Anisotropic dielectric function in polar nano-regions of relaxor ferroelectrics

TL;DR

This paper models the infrared reflectivity spectra of relaxor ferroelectrics by considering local anisotropy and inhomogeneous depolarization fields, successfully explaining spectral features through an effective medium approximation.

Contribution

It introduces a simple effective medium model to account for nanoscale polarization inhomogeneity and anisotropy in relaxor ferroelectrics, aiding spectral analysis.

Findings

Reproduces principal features of room temperature reflectivity of PMN

Identifies a geometrical resonance linked to nanoscale polarization

Provides a method to determine polar mode frequencies split by inhomogeneity

Abstract

The paper suggests to treat the infrared reflectivity spectra of single crystal perovskite relaxors as fine-grained ferroelectric ceramics: locally frozen polarization makes the dielectric function strongly anisotropic in the phonon frequency range and the random orientation of the polarization at nano-scopic scale requires to take into account the inhomogeneous depolarization field.
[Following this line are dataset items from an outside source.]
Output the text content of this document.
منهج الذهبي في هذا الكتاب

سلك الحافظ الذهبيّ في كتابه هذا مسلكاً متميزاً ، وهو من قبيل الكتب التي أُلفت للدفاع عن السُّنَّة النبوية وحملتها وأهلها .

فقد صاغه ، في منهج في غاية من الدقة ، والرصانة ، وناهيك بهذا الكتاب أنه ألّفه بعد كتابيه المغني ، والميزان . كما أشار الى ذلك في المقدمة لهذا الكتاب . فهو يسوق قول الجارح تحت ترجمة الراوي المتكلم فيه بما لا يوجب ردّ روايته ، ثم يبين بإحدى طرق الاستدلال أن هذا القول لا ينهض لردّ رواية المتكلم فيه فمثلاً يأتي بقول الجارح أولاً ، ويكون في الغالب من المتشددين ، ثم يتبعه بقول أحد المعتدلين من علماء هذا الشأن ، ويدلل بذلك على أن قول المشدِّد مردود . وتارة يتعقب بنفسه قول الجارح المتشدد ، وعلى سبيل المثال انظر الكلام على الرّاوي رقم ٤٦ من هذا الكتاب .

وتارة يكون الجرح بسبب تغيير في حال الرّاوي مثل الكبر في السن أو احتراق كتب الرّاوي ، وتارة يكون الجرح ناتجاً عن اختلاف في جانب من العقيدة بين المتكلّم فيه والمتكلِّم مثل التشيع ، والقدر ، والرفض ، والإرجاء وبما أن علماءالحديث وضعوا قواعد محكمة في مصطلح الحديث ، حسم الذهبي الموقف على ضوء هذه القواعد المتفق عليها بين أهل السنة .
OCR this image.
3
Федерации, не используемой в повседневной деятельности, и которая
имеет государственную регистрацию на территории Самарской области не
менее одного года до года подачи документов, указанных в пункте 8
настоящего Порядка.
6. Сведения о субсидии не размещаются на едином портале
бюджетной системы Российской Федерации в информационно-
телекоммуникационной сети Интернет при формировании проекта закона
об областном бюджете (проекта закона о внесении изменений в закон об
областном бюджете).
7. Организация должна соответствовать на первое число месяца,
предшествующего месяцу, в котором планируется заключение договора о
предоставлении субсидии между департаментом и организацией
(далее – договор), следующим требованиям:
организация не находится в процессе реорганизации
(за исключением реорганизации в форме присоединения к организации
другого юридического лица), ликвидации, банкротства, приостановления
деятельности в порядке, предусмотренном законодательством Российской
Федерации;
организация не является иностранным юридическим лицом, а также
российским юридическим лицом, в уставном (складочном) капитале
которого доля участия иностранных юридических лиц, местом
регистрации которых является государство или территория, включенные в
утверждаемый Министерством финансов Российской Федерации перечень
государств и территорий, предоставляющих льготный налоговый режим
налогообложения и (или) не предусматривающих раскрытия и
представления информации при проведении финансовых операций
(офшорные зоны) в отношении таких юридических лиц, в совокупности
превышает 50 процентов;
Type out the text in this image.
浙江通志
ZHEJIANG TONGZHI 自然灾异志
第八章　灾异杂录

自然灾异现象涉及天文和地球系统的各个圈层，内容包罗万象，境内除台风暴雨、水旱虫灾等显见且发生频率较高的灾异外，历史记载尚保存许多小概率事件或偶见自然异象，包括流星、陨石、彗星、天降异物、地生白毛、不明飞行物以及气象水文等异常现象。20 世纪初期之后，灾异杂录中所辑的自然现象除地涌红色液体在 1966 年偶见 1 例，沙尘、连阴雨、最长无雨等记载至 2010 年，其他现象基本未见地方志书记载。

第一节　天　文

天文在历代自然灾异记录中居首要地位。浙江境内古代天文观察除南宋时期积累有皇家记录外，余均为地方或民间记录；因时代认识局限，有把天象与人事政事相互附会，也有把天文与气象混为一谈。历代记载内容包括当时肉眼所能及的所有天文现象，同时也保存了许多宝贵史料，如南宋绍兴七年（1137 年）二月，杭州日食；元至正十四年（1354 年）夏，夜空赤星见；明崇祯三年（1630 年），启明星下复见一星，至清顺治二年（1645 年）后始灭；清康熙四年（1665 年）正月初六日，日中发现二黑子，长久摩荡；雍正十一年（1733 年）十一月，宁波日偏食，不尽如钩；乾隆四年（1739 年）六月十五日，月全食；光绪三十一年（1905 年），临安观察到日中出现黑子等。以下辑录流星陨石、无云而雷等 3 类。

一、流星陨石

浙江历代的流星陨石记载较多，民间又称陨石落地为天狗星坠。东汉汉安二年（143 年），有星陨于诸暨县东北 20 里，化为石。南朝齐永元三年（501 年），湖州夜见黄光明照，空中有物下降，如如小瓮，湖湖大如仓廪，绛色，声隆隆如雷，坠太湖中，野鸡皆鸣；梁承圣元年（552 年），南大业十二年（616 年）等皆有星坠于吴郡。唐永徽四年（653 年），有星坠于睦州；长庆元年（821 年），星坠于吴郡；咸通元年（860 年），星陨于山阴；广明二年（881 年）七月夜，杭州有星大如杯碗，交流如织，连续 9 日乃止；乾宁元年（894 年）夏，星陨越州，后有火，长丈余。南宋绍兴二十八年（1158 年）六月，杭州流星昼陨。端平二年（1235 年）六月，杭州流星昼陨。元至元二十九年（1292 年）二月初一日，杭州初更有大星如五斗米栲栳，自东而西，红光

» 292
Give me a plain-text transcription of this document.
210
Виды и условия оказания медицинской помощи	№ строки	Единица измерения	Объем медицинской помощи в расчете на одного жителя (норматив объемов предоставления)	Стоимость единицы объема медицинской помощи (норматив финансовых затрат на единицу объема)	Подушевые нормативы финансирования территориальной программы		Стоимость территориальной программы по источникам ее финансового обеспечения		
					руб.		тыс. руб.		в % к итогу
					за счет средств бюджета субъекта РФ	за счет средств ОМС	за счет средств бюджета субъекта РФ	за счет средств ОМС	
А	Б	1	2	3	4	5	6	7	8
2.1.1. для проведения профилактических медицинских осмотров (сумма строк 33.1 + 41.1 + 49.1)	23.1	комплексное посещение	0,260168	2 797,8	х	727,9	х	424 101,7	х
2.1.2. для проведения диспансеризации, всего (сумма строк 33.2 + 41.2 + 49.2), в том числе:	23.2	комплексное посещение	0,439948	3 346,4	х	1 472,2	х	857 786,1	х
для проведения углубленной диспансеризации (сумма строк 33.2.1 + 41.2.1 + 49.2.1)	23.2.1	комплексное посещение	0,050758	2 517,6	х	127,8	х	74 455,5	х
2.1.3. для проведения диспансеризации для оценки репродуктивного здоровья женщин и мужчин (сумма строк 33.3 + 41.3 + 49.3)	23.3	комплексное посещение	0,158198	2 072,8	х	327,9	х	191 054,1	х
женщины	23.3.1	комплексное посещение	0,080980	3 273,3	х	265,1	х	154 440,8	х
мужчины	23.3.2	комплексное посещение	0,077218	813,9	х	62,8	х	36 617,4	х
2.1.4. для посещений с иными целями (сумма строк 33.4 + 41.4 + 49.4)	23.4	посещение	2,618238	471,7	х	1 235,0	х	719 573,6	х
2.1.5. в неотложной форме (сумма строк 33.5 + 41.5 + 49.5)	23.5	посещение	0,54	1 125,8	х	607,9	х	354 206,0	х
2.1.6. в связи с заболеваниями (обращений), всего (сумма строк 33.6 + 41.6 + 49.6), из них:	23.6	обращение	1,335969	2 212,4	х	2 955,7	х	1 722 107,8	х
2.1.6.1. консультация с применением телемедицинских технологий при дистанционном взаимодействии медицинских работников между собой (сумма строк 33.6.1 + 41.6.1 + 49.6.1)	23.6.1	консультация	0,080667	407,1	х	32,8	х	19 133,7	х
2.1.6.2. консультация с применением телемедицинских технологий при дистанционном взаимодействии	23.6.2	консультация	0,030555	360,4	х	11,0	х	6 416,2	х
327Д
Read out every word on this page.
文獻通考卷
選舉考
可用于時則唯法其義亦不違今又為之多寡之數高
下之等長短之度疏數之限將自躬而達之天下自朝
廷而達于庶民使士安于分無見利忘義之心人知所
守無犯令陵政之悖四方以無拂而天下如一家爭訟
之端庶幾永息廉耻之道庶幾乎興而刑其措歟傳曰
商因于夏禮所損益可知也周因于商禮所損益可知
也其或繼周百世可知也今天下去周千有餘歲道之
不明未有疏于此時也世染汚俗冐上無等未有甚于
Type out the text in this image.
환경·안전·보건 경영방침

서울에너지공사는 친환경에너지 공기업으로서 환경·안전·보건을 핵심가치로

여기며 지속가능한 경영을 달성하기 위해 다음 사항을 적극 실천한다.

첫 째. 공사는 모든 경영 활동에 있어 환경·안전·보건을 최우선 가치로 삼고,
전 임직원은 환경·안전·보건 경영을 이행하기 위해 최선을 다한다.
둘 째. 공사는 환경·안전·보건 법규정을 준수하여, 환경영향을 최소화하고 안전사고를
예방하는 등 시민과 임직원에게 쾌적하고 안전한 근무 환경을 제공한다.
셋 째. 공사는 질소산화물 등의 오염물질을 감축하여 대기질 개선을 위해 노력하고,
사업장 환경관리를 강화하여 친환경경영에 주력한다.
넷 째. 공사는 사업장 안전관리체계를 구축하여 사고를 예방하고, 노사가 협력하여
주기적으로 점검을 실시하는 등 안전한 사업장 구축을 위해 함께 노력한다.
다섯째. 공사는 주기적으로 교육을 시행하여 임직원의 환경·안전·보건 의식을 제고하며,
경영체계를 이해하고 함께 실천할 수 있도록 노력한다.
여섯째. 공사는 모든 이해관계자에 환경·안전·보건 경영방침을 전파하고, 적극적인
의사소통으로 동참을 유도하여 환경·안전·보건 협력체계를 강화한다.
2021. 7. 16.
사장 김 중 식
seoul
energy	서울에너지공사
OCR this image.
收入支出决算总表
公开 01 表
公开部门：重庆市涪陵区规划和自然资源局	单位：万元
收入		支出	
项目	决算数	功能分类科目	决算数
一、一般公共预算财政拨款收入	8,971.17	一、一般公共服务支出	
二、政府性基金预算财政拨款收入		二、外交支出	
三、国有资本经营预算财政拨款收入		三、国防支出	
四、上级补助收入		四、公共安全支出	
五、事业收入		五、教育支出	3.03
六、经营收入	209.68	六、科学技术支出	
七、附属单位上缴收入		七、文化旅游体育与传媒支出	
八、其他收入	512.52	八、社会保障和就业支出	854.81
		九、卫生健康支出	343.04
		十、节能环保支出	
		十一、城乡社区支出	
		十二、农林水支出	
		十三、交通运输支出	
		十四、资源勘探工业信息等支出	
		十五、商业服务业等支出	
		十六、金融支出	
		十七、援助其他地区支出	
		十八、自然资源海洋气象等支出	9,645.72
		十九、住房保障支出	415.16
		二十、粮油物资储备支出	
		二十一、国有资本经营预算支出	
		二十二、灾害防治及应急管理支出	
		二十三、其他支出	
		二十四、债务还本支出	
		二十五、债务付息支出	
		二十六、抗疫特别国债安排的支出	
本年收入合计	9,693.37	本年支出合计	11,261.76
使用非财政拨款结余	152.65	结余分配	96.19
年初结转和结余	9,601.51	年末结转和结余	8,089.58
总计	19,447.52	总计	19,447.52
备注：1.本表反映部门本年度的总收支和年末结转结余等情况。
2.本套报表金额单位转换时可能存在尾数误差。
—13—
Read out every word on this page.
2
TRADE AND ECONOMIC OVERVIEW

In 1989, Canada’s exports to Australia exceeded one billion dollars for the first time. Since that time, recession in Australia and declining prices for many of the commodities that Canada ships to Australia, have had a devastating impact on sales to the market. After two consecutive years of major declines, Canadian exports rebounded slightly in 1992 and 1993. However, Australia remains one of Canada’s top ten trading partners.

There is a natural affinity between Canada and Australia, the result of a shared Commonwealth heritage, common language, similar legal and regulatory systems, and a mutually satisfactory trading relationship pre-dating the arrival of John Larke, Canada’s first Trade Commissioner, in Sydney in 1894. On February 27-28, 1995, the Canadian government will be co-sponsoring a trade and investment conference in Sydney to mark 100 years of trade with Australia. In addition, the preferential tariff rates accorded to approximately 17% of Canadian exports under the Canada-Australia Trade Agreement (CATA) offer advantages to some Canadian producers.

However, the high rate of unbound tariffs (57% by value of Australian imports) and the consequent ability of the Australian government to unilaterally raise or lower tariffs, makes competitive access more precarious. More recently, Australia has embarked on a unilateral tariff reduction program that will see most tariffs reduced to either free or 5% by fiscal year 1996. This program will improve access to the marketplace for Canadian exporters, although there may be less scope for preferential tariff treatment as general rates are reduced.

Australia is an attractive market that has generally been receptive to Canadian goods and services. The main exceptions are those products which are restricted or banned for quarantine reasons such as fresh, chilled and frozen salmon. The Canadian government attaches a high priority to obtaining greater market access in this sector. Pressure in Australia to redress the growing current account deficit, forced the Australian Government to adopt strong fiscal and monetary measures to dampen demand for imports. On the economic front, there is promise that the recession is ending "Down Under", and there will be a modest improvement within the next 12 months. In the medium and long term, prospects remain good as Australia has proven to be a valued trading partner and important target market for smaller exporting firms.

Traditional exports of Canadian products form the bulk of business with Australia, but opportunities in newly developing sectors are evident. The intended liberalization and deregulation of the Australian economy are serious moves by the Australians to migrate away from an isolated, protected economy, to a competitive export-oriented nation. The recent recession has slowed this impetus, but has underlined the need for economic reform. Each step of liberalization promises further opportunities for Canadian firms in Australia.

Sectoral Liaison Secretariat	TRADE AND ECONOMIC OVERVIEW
Employing a simple effective medium approximation (Bruggeman symmetrical formula) to dielectric function describing the polar optic modes as damped harmonic oscillators turns out to be sufficient for reproducing all principal features of room temperature reflectivity of PMN. One of the reflectivity bands is identified as a geometrical resonance entirely related to the nanoscale polarization inhomogeneity. The approach provides a general guide for systematic determination of the polar mode frequencies split by the inhomogeneous polarization at nanometer scale.